Last weekend the Irish government accepted what the Financial Times cynically called “the quasi-protectorate status of Greece, under the tutelage of the IMF-ECB-[European] Commission troika”.
But no one knows whether this will stop the “contagion” spreading. If the financial markets start to target Spain, also the victim of a property bubble and a much bigger economy than Greece or Ireland, the eurozone could be in real trouble.
A third destabilising factor is provided by the austerity policies sweeping Europe.
These are supposed to reduce government debt by cutting public spending, but all the signs are that they are making things worse.
The Greek government has just had to pledge to make deeper cuts in public spending after projections emerged that its budget deficit will be 9.4 percent of national income this year, rather than the eight percent agreed at the time of the EU-IMF “rescue”.
One reason why this target was missed is that the economy shrank by an unexpectedly high 4.2 percent.

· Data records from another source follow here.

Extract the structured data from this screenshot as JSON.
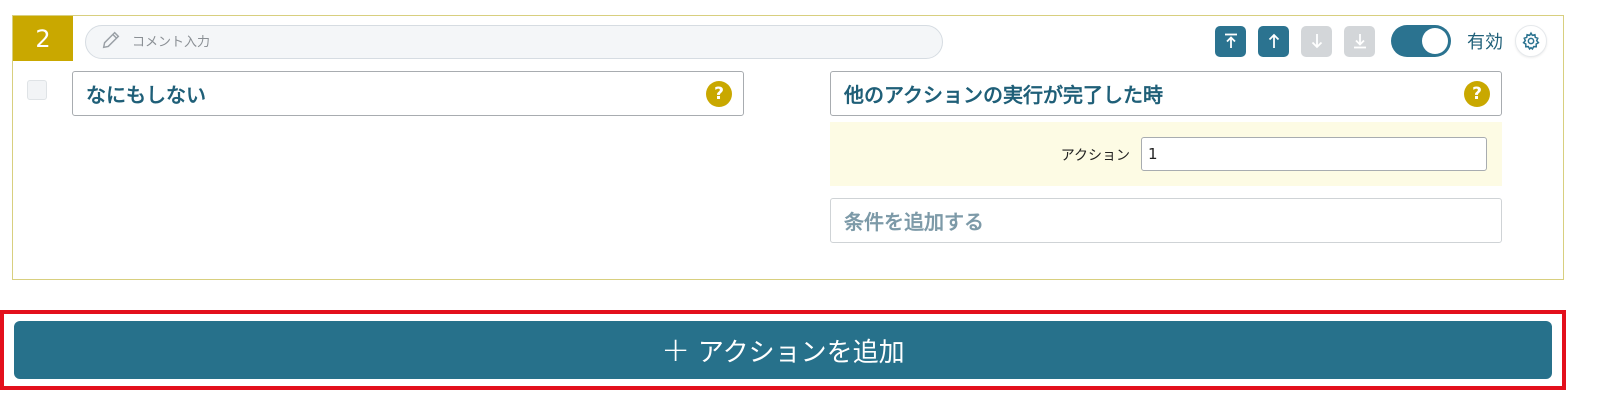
{
  "rule": {
    "number": "2",
    "comment_placeholder": "コメント入力",
    "comment_value": "",
    "enabled_label": "有効",
    "enabled": true,
    "toolbar_icons": [
      "move-top-icon",
      "move-up-icon",
      "move-down-icon",
      "move-bottom-icon",
      "gear-icon"
    ],
    "action": {
      "label": "なにもしない",
      "help": "?"
    },
    "trigger": {
      "label": "他のアクションの実行が完了した時",
      "help": "?",
      "param_label": "アクション",
      "param_value": "1"
    },
    "add_condition_label": "条件を追加する"
  },
  "add_action": {
    "plus": "+",
    "label": "アクションを追加"
  },
  "colors": {
    "accent": "#2b7390",
    "rule_badge": "#c9a800",
    "highlight_frame": "#e3101c",
    "param_background": "#fdfbe4"
  }
}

Austerity, by cutting demand for goods and services, reduces economic output and so makes the burden of government borrowing heavier.
Despite a severe economic slump and devastating cuts, an IMF report on Ireland still insists “the high Irish price and wage levels will require a period of ‘internal devaluation’ over the next few years to support export growth.”
The only cure for the ills of austerity offered by the reigning neoliberal consensus is yet more austerity.
A better future depends on the massive social and political struggles needed to break the stranglehold of neoliberalism.